MPV : La photographie participe au réalisme de vos compositions. Quand avez-vous franchi le cap de la photo numérique ?C. L. : Il y a trois ans. La définition des reflex et la rapidité de certains dos numériques professionnels (capture normale à 1/125 de seconde) devenaient suffisantes pour pouvoir rivaliser avec mon matériel argentique, et le remplacer. J’ai donc acheté un Nikon D100 à 6 millions de pixels pour mon travail à destination de la presse (des images limitées au format A4). Pour mes créations personnelles ou des images de mode, je loue ou je me fais prêter un dos numérique professionnel, afin d’obtenir des formats 50 x 60 cm (fichiers de 50 Mo) exploitables pour des tirages d’exposition allant jusqu’à deux mètres de hauteur. Je recherche la plus grande qualité possible pour que l’image puisse ensuite soutenir un regard très ‘ détaillant ‘. Louer me permet de tester la dernière version d’un matériel. Mais avant chaque séance, je dois me familiariser avec une nouvelle interface, des réglages différents.
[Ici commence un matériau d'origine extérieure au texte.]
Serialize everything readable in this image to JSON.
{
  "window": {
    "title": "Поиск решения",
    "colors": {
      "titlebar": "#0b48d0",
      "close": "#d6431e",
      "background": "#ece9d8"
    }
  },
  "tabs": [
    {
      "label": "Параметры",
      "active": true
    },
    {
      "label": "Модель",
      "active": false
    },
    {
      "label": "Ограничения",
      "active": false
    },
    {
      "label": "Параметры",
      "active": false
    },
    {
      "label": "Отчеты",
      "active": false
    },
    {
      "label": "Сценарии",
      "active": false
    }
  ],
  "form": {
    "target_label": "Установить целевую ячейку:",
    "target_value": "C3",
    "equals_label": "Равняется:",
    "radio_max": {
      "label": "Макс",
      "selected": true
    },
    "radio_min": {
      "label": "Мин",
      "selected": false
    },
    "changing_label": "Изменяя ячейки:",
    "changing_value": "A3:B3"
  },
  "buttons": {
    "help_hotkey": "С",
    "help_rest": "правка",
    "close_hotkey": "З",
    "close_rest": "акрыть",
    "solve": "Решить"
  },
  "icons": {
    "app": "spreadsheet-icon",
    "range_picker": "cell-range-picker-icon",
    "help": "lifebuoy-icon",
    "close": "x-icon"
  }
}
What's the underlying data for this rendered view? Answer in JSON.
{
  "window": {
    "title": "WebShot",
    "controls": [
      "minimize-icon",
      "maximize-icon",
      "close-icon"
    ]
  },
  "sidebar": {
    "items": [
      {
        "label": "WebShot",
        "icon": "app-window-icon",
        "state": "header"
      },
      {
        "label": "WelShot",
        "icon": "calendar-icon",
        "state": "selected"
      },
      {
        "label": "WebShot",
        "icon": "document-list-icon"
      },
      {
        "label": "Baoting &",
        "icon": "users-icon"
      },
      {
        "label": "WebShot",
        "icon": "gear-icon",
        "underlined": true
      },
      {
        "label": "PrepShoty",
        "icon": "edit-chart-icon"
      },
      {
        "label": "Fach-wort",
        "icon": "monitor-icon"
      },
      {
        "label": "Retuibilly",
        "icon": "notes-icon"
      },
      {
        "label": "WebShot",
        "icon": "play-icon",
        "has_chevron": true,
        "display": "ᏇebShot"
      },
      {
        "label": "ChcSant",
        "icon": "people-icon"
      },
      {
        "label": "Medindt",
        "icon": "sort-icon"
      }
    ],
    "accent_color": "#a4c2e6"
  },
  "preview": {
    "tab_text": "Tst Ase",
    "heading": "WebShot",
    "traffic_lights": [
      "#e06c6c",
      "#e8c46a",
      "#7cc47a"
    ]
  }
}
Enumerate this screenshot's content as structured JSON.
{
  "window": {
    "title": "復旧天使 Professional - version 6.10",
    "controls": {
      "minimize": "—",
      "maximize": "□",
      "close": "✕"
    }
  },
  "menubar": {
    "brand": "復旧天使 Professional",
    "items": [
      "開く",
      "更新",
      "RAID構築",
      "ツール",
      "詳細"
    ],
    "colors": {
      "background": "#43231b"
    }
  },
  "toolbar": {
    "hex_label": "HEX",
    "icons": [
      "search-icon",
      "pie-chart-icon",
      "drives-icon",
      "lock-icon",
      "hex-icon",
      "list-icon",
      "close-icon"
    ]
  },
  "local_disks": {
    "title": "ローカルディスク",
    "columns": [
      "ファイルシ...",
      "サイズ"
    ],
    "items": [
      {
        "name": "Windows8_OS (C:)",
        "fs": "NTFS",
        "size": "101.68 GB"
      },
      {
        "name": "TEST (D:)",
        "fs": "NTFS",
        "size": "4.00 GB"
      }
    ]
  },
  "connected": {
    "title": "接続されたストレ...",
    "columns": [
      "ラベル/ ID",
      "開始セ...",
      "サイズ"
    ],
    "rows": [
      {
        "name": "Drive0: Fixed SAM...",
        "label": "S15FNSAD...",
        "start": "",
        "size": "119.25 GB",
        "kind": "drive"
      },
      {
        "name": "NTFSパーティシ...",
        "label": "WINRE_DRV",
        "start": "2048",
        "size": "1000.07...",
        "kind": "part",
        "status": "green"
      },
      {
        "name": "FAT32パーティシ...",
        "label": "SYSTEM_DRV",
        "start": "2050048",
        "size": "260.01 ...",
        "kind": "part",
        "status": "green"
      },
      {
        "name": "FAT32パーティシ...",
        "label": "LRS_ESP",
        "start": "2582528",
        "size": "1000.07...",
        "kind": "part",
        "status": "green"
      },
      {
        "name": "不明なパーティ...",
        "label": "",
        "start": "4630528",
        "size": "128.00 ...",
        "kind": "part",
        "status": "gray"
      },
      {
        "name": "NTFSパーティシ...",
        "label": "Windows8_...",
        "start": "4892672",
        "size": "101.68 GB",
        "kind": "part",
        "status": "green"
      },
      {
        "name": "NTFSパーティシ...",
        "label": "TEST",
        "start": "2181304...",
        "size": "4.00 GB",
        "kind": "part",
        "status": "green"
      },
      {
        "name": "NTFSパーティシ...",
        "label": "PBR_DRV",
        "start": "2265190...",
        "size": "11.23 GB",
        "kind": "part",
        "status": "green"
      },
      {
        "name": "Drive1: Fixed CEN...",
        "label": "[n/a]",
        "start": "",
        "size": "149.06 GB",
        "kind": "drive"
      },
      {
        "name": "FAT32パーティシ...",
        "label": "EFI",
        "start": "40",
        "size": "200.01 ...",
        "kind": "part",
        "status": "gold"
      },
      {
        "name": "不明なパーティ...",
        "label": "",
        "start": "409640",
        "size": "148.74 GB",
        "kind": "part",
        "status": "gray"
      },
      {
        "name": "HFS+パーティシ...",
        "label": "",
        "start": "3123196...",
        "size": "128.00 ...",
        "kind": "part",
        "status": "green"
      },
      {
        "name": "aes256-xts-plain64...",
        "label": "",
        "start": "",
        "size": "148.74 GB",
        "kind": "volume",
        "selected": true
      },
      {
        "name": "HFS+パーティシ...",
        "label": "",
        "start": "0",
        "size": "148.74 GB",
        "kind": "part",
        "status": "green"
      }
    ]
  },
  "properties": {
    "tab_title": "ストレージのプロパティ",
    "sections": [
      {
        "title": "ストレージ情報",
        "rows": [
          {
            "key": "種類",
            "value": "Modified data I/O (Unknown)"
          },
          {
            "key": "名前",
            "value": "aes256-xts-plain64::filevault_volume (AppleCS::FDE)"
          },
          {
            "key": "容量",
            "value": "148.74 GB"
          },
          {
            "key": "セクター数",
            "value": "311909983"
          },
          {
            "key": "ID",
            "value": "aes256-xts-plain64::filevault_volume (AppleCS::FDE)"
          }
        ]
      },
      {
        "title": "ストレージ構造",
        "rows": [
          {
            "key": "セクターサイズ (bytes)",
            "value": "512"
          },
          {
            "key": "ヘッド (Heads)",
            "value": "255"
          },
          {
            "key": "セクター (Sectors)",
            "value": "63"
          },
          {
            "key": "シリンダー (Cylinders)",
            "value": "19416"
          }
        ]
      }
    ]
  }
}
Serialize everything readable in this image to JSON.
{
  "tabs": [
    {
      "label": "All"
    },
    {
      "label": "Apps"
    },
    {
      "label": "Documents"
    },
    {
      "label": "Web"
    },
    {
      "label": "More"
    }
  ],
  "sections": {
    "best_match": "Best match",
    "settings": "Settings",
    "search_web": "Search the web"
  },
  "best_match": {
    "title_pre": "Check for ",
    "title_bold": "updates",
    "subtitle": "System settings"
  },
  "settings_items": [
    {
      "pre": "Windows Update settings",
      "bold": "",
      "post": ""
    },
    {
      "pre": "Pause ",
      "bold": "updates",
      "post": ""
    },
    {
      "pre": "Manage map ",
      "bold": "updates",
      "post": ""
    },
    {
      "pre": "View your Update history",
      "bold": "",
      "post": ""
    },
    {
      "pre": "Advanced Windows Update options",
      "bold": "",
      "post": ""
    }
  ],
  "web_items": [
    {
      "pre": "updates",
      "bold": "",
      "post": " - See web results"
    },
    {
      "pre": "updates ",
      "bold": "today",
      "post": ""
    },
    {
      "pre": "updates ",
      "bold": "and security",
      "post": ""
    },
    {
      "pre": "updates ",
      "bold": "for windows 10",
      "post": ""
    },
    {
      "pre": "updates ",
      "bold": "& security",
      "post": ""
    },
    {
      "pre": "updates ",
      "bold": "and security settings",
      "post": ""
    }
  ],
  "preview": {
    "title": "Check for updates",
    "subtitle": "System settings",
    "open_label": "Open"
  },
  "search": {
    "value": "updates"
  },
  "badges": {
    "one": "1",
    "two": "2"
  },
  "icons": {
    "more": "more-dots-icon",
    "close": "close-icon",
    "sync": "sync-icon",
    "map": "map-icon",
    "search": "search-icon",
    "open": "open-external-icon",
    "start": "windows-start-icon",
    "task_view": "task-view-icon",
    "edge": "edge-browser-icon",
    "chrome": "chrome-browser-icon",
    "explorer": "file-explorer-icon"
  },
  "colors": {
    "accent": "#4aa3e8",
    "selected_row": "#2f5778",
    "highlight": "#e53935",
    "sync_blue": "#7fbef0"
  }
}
M P V : Avez-vous la moindre nostalgie de l’argentique ?C. L. : Bien au contraire. Je veux être dans le train des créateurs d’aujourd’hui, qui cherchent un nouveau regard, une nouvelle expression avec des outils contemporains. Je ne vais pas faire de la photo à l’ancienne avec du numérique, je n’en vois pas l’intérêt. Je trouve par exemple absurde de proposer sur les compacts numériques des filtres sépia ou noir et blanc pour imiter les effets propres à l’argentique. Ou encore d’essayer de restituer un grain photographique sur des images numériques. Grain, pixel ou bruit parasite, la matière est propre à la surface sensible utilisée, film ou capteur, et doit correspondre à une démarche artistique. La granulation poussée des films Tri-X dans les images noir et blanc de Robert Frank avait du sens et correspondait à une recherche de ‘ non-esthétique ‘ devenue, par son succès, une véritable école de la photographie ! J’admire les grands photographes qui maîtrisaient avec intelligence les outils de leur époque, comme Julia Margaret Cameron, pionnière de la photographie, à la fin du XIXe siècle. Nous devons faire la même chose avec les outils d’aujourd’hui. Je m’intéresse à tous les formats numériques de mon époque, sans discrimination : la vidéo, le téléphone, etc. Je veux que mon travail s’inscrive aussi dans cette actualité technologique.